Security start-up Dasient has launched a cloud-based service designed to detect malware on websites and quarantine it away from visitors prior to it being removed.
Dasient's three co-founders include two former Google employees, Neil Daswani, previously Google's security product manager, and software engineer Shariq Rizvi, along with Ameet Ranadive, whose background includes stints at consultancy McKinsey & Co and HP.
The Web Anti-Malware service that Dasient is announcing today makes use of web crawlers and heuristics to automatically detect code that cyber-criminals have loaded onto legitimate websites in order to download malware or push visitors to fraudulent sites. As a consequence, victimised sites infected by malware often end up on "blacklists" of suspected dangerous sites compiled by Google as well as security firms, including McAfee, Symantec and WebSense, that have ways to watch for compromised sites.
It's "a challenging engineering problem," said Daswani of performing diagnostics on malware-infected sites and quarantining code without disrupting site use.

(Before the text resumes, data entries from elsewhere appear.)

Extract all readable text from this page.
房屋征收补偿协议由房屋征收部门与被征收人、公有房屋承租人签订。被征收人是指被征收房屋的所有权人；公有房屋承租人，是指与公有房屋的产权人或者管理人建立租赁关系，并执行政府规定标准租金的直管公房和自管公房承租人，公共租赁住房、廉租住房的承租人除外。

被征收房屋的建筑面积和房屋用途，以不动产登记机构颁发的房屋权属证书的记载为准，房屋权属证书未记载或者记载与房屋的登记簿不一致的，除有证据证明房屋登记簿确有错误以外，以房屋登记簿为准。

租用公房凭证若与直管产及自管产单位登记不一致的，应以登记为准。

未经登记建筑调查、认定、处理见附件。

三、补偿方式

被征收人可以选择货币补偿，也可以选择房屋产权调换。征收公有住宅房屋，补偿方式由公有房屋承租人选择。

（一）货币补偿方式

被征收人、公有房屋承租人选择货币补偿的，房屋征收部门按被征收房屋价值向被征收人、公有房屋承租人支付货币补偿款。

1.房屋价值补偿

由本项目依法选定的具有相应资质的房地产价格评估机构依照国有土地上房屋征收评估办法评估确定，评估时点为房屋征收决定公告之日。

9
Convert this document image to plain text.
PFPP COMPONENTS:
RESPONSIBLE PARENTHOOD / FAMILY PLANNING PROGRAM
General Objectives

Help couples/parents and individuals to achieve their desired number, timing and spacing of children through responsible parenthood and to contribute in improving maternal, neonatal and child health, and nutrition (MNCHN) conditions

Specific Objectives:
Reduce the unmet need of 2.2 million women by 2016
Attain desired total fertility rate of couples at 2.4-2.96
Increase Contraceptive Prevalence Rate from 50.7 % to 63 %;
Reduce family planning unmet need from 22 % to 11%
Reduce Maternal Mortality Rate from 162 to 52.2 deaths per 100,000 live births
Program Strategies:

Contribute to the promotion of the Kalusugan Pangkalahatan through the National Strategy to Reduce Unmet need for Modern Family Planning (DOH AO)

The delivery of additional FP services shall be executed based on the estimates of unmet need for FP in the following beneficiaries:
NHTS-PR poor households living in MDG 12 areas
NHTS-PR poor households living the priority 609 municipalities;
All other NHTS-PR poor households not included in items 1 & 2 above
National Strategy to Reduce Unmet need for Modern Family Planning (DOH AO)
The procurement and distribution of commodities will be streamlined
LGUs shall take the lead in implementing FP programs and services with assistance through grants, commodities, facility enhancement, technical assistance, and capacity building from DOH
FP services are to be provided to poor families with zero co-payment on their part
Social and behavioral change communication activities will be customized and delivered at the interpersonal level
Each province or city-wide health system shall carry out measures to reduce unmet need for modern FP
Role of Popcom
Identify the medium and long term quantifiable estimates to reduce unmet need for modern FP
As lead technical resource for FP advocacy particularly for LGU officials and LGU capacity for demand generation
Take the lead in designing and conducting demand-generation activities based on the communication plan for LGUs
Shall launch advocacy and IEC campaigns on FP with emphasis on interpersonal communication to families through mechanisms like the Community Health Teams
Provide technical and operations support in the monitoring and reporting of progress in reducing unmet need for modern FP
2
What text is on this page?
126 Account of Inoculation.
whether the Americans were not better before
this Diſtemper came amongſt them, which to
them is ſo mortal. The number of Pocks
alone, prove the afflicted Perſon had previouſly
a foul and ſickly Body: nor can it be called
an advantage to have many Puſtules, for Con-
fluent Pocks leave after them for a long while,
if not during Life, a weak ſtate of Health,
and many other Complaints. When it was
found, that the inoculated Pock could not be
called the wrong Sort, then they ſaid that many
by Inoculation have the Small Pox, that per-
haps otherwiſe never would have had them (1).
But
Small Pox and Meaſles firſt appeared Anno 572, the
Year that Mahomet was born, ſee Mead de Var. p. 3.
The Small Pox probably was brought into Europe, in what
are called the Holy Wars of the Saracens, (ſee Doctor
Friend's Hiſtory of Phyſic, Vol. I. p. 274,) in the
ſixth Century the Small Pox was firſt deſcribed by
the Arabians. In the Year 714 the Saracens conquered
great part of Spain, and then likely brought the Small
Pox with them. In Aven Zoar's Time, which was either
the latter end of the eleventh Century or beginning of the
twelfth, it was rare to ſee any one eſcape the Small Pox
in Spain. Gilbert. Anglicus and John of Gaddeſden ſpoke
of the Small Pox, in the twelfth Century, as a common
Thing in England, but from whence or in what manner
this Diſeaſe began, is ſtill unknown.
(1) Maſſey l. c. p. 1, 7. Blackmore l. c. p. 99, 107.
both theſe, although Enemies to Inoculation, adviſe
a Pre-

The Dasient Web Anti-Malware service, which starts from $50 per month, is still in an "alpha" stage in some respects, especially the malware-quarantining capability, Dasient's co-founders acknowledge. The malware quarantining feature requires a Dasient software module to be installed on a web server for protection.
The goal, the co-founders say, is to assist website managers in finding out where the malware problems are before they're on blacklists or to help them get off the blacklists, which disrupt business and drive customers away. The Dasient service can also be used by web hosting providers to assist their customers.
There are millions of websites compromised each year. Family Communications, a children's media non-profit founded by Fred Rogers, found out how devastating it can be to end up on a blacklist because of infected web pages.
"Four or five months ago we were alerted to the fact that Google results was saying your website may have malicious code," said Kevin Morrison, COO at Family Communications, who said Google did send out an email notice but didn't seem to be in a position to do much more than that.
The phone started ringing off the hook with callers asking what was going on, and Morrison said his web site hosting provider couldn't really tell. Around the same time, Dasient contacted Family Communications to say it knew the site had been flagged by Google, they could help, and they did, showing exactly where bad code was embedded in web pages, said Morrison.
"It had been hacked obviously," Morrison said. "We got the malicious code out of the way and suddenly we're OK on Google again," added Morrison, who adds his company has continued to be an early user of Dasient's Web Anti-Malware, though no more incidents have cropped up since.
Dasient retains close ties with Google - which itself faces many web attacks daily, said Daswani - but the co-founders declined to provide more detail.